Ore 22.30 del 18 ottobre, siamo sulla A1 in direzione Bologna. All’altezza di Modena, una Stelvio Quadrifoglio si scontra con un’altra auto e si ribalta: il conducente trentottenne muore sul colpo. Oggi si scopre che quell’uomo, Saimir Gjoka, era il quinto componente della banda di ladri albanesi che in due settimane ha svaligiato almeno diciassette abitazioni in diverse province della Lombardia, anche se il numero complessivo dei raid potrebbe essere molto più alto.

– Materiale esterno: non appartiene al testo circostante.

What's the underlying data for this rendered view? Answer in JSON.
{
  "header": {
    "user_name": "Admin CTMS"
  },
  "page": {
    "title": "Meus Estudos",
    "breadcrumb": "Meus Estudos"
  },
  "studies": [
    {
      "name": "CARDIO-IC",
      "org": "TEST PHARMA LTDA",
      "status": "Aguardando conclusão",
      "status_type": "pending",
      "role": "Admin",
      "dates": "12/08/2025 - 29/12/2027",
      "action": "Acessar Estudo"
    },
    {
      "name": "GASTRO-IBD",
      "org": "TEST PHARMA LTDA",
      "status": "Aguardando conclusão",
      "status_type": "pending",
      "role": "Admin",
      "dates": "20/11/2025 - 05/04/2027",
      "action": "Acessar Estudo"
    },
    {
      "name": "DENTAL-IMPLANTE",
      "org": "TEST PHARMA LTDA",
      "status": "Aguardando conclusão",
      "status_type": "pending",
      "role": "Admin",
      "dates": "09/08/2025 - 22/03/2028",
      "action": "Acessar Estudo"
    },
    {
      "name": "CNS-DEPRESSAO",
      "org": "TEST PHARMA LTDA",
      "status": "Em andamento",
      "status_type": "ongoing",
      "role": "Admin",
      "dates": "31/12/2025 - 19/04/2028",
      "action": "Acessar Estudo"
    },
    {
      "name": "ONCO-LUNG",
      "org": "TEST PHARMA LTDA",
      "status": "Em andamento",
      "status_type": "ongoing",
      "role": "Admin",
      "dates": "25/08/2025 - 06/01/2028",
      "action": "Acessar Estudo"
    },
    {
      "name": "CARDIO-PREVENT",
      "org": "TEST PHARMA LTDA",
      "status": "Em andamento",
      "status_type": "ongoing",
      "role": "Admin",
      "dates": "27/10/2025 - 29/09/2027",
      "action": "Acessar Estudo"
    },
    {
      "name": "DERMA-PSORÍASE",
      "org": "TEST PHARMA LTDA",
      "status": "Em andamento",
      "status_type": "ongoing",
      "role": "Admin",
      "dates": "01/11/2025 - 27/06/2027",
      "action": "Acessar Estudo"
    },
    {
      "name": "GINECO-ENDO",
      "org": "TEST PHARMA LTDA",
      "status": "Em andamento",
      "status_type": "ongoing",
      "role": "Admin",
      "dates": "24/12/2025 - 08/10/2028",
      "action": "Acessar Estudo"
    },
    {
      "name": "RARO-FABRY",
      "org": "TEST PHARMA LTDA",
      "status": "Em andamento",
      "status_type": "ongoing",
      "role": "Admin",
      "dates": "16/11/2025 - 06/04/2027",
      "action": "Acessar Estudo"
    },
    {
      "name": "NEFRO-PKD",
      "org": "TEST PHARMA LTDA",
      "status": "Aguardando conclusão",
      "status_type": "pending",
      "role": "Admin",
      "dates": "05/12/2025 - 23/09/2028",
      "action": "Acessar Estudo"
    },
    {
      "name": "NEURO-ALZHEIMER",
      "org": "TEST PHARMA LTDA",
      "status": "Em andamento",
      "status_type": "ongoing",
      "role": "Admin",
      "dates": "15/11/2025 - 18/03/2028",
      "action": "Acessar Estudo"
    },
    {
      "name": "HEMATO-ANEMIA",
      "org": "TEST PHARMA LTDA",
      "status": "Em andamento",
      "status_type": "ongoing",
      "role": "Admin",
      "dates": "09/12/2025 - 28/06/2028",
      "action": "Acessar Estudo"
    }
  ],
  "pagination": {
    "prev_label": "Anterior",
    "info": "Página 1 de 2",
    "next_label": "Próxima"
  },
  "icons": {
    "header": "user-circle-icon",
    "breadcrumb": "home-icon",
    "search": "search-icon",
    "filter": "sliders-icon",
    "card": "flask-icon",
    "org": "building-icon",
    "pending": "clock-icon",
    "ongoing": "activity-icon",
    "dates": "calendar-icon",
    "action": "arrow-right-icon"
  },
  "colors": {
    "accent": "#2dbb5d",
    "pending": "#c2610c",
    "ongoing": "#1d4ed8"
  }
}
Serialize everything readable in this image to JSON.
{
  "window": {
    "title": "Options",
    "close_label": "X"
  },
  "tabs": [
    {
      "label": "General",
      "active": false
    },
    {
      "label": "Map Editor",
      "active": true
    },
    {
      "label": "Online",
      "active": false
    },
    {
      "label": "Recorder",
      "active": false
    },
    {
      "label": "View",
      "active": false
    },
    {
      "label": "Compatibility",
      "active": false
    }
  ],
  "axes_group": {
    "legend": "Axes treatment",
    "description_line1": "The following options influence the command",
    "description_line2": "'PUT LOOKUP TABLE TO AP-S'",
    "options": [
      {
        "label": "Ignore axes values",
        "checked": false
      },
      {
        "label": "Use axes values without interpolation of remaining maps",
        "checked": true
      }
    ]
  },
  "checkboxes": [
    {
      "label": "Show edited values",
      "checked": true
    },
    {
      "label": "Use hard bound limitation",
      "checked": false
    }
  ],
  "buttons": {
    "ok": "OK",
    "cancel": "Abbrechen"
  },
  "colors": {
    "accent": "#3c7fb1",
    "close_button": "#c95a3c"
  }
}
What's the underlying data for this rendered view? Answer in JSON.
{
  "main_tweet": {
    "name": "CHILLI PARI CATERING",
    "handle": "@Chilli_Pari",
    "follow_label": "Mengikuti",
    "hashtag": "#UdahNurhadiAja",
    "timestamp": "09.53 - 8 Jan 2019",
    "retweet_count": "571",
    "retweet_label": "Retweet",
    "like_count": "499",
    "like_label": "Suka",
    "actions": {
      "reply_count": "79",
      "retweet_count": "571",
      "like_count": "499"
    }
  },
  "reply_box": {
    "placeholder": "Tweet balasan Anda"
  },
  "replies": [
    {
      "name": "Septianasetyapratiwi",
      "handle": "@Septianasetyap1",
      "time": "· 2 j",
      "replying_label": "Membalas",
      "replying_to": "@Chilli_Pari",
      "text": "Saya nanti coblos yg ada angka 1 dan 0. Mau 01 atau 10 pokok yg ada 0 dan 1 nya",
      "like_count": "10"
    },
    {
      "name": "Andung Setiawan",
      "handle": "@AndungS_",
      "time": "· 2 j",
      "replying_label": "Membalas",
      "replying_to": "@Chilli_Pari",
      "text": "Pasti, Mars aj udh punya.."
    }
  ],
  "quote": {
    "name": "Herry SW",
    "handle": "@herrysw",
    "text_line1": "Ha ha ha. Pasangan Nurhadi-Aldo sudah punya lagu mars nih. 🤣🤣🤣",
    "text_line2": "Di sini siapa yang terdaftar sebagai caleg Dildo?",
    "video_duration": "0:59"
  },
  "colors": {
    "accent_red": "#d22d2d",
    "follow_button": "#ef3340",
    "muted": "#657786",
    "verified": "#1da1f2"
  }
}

I suoi quattro complici sono stati bloccati lunedì mattina dagli agenti della sezione Criminalità straniera della Squadra mobile coordinati dal dirigente Marco Calì e dal funzionario Giovanni Calagna, in esecuzione del fermo emesso dall’aggiunto Laura Pedio e dal pm Milda Milli. La delicatezza dell’operazione ha richiesto anche l’ausilio preventivo delle Uopi, le unità specializzate della polizia addestrate a intervenire in contesti potenzialmente pericolosi, anche se poi gli arresti sono stati effettuati senza particolari tensioni.
Il capo del gruppo criminale era affidato in prova ai servizi sociali e aveva l’obbligo di rientrare a casa entro le 23; per questo, la gang colpiva sempre tra le 17 e le 22, così da permettere al leader della banda di rispettare gli orari previsti dalla misura alternativa alla detenzione.
Lo Stato italiano è una barzelletta.
Non c’era una particolare attenzione agli obiettivi da colpire: i ladri prendevano di mira le case con le luci spente, presumendo che i proprietari fossero fuori, ma se poi ne intuivano la presenza cambiavano subito bersaglio. Di frequente, hanno incrociato sulla loro strada pattuglie delle forze dell’ordine, ma i controlli non li spaventavano: si spostavano semplicemente di poche centinaia di metri e riprendevano le razzie, anche sette-otto in un solo pomeriggio, perché alle 23 Cenerentola aveva l’obbligo di firma.